Friendship Park lies squarely in the cross-hairs of the Homeland Security contractors as they attempt to wrap up the fence, Fanestil explained. “This is where the fence dives right into the Pacific Ocean,” he said. “The destination is Monument Mesa, where people used to convene on both sides of the border. The heart of Friendship Park is the monument itself, which marks the spot where in 1849 the U.S.-Mexico Commission actually met to fix the U.S.-Mexico border.” [This was after the 1846-1848 U.S.-Mexico war, when the U.S., taking advantage of corruption and incompetence within the Mexican leadership, conquered what is now California, Nevada, Arizona, New Mexico, Colorado and Wyoming from Mexico.] “Over the years,” Fanestil recalled, “Monument Mesa became a famous meeting place for families separated by immigration restrictions.”
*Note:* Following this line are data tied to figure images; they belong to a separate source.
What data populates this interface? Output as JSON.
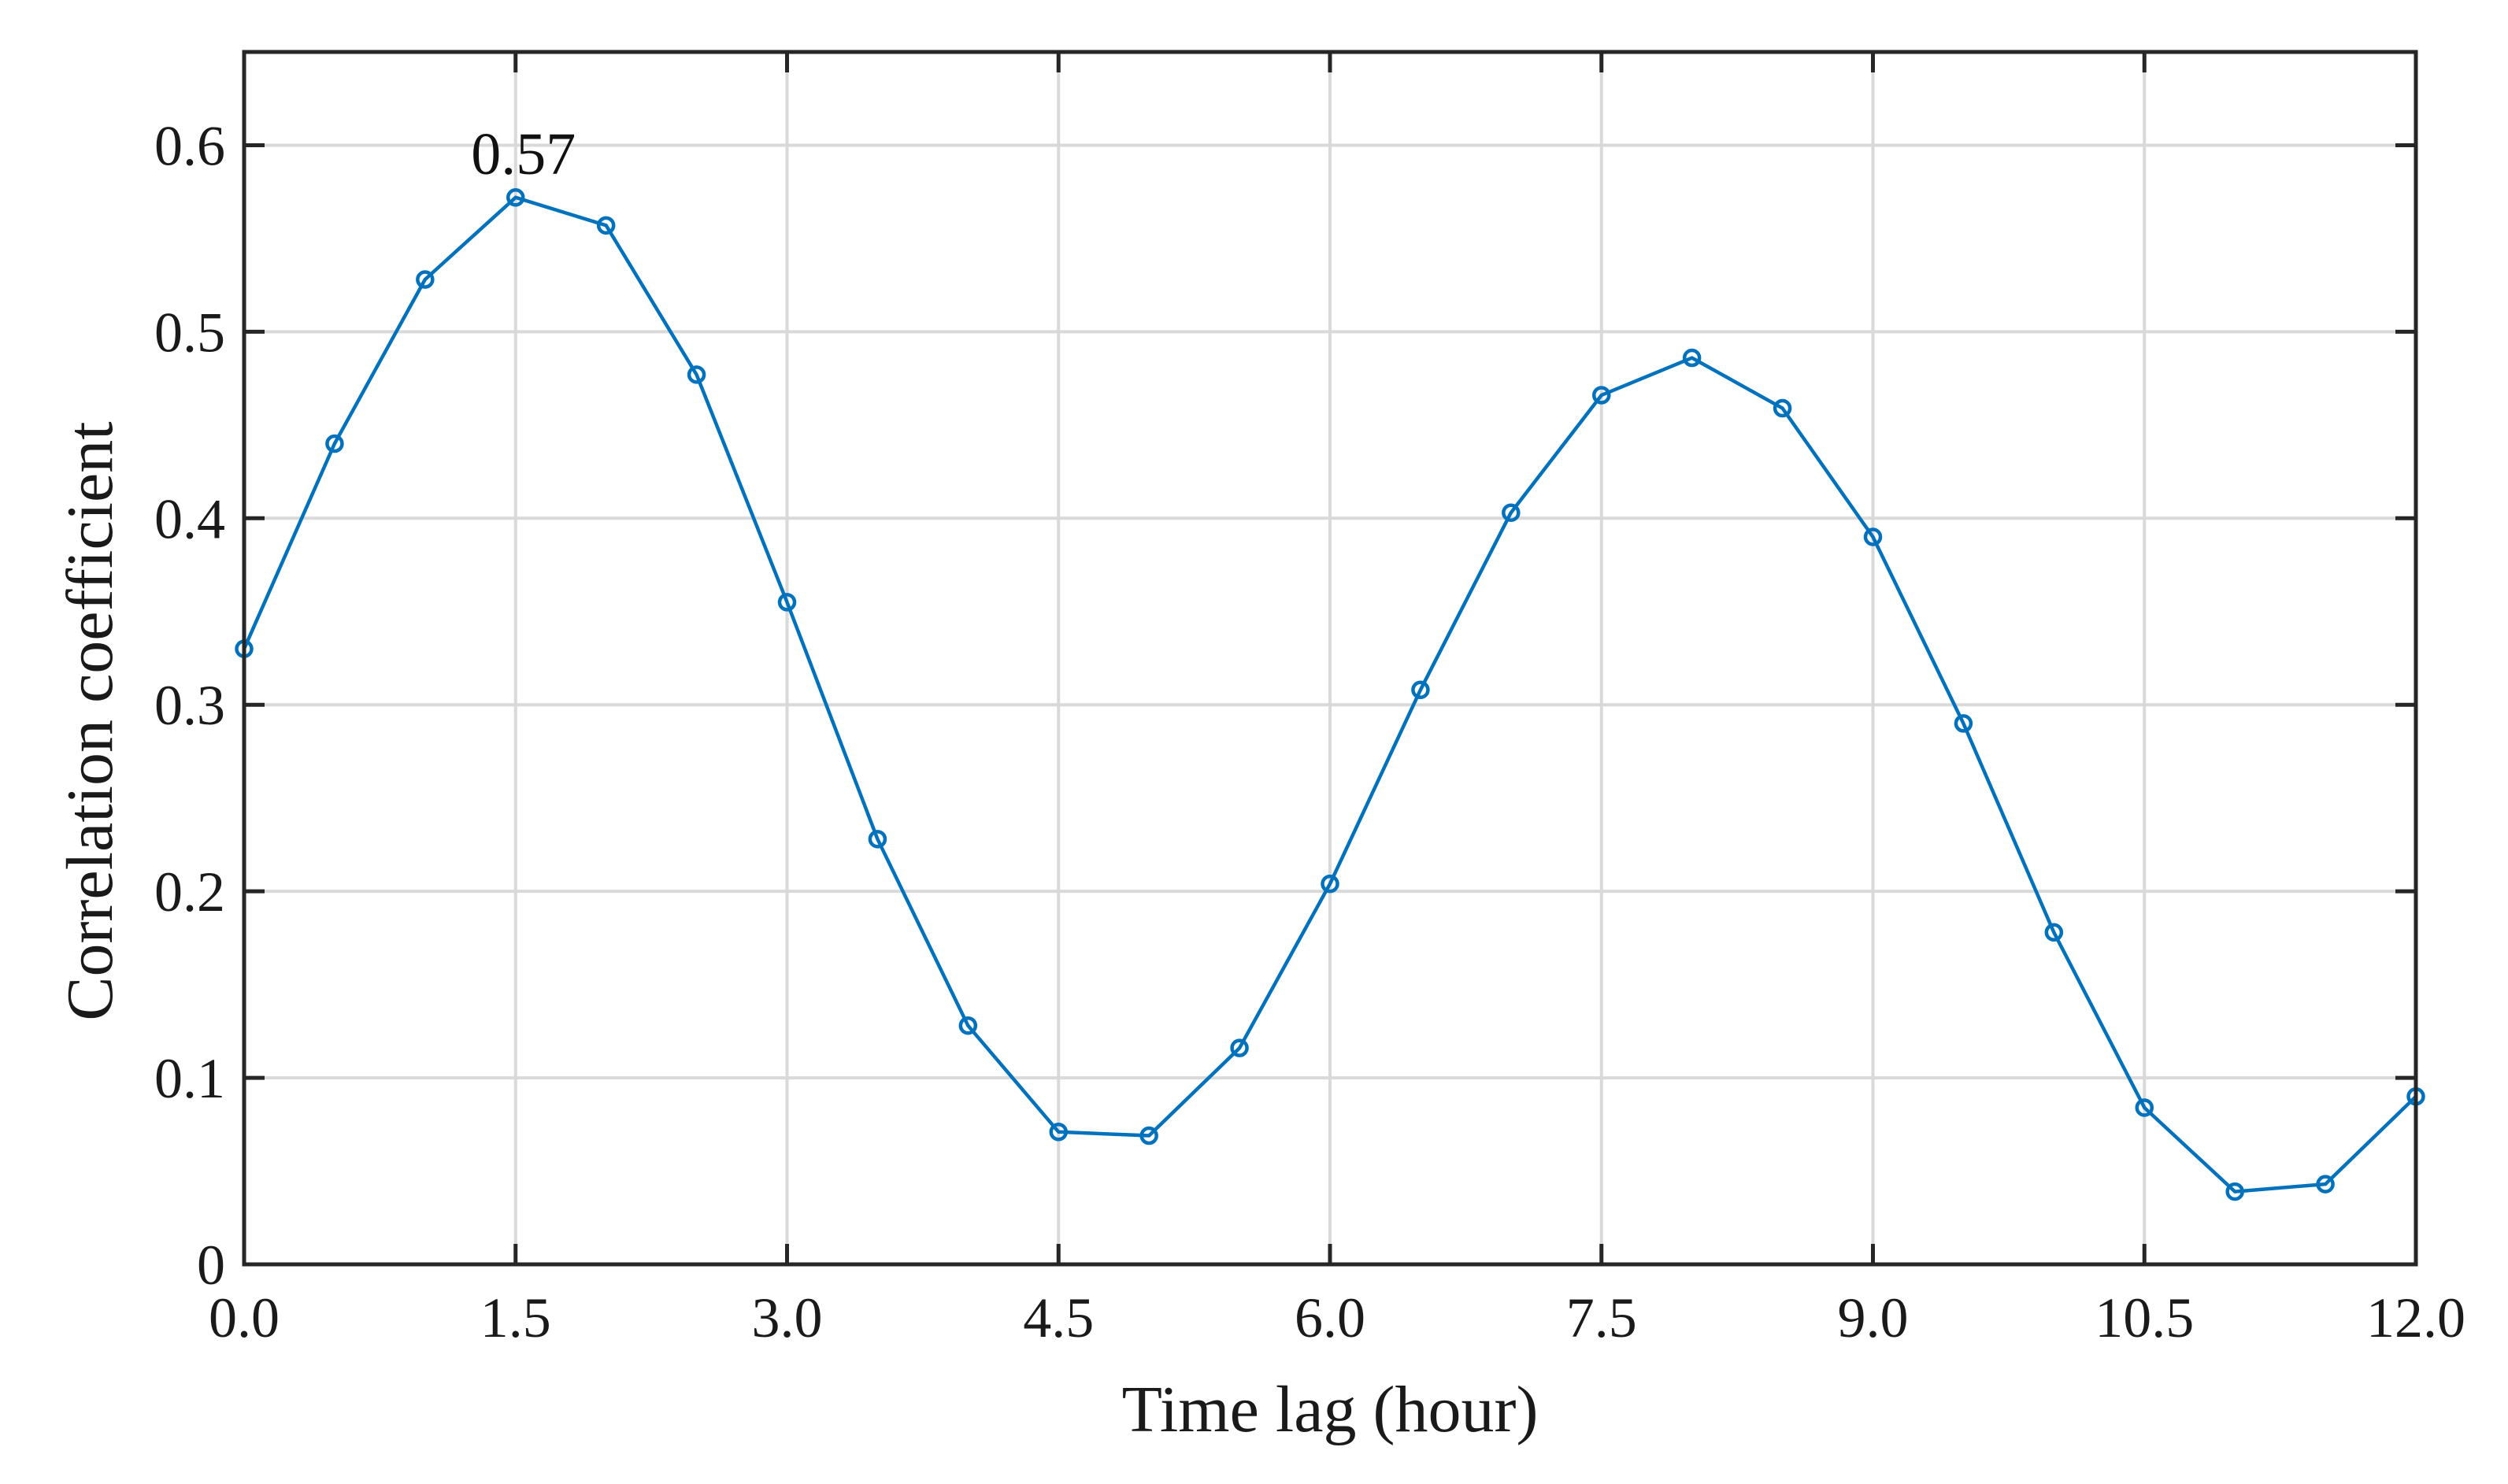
{
  "chart_data": {
    "type": "line",
    "title": "",
    "xlabel": "Time lag (hour)",
    "ylabel": "Correlation coefficient",
    "xlim": [
      0,
      12
    ],
    "ylim": [
      0,
      0.65
    ],
    "xticks": [
      0,
      1.5,
      3,
      4.5,
      6,
      7.5,
      9,
      10.5,
      12
    ],
    "xtick_labels": [
      "0.0",
      "1.5",
      "3.0",
      "4.5",
      "6.0",
      "7.5",
      "9.0",
      "10.5",
      "12.0"
    ],
    "yticks": [
      0,
      0.1,
      0.2,
      0.3,
      0.4,
      0.5,
      0.6
    ],
    "ytick_labels": [
      "0",
      "0.1",
      "0.2",
      "0.3",
      "0.4",
      "0.5",
      "0.6"
    ],
    "grid": true,
    "marker": "circle",
    "color": "#0072bd",
    "series": [
      {
        "x": [
          0,
          0.5,
          1,
          1.5,
          2,
          2.5,
          3,
          3.5,
          4,
          4.5,
          5,
          5.5,
          6,
          6.5,
          7,
          7.5,
          8,
          8.5,
          9,
          9.5,
          10,
          10.5,
          11,
          11.5,
          12
        ],
        "values": [
          0.33,
          0.44,
          0.528,
          0.572,
          0.557,
          0.477,
          0.355,
          0.228,
          0.128,
          0.071,
          0.069,
          0.116,
          0.204,
          0.308,
          0.403,
          0.466,
          0.486,
          0.459,
          0.39,
          0.29,
          0.178,
          0.084,
          0.039,
          0.043,
          0.09
        ]
      }
    ],
    "annotations": [
      {
        "text": "0.57",
        "x": 1.5,
        "y": 0.572
      }
    ]
  }
}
Fanestil said his group first got wind that Homeland Security intended to march the border fence straight through Monument Mesa in August 2008. “We were told, for the first time, that it was illegal to pass things through the fence,” he said. “So I started doing a bi-national communion ceremony and continued it for seven months. Over 30 community organizations, 40 religious leaders and every elected official who actually represents the area of the U.S. side of Border Field State Park signed on to our letter opposing running the border fence through Friendship Park. Letters have been written to Janet Napolitano [former Arizona governor, now Obama’s Homeland Security chief] and Obama himself. But the Department of Homeland Security trumps all.”

What’s more, his group of nonviolent protesters started being met with what Fanestil called “a human fence” — a solid wall of Border Patrol agents standing across the edge of the mesa, “so if you try to approach the fence they will literally block your path.” Fanestil said that he and Ramirez have both been detained at Friendship Park in the last three months and another activist in their coalition, Dan Watman, was actually arrested on April 8, 2009 for being on the “wrong” spot of his country’s soil. “The ‘human wall’ is a nightmare for the Border Patrol,” Fanestil added, “because they were trained to prevent people from entering the U.S. illegally. Now they’re charged with keeping U.S. citizens out of the ‘zone of enforcement,’ and they’re using the same tactics. Now they’re trying to stop people from entering from either side.”

Fanestil said he thought his group was actually gaining some political traction and had a good chance at stopping the fence, or at least winning a moratorium on construction until the Obama administration could review its predecessor’s border policies, until the recent spate of media coverage claiming that Mexico was virtually a “failed state,” unable to control its drug cartels or police itself effectively. Nonetheless, he said, his coalition “is committed to maintaining a community of friendship at the park. We’re asking for a public review of DHS’s plans and a moratorium on fence construction at Friendship Park. The border is a place of friendship and communion, and we are hoping the will of the people in the border lands will prevail.”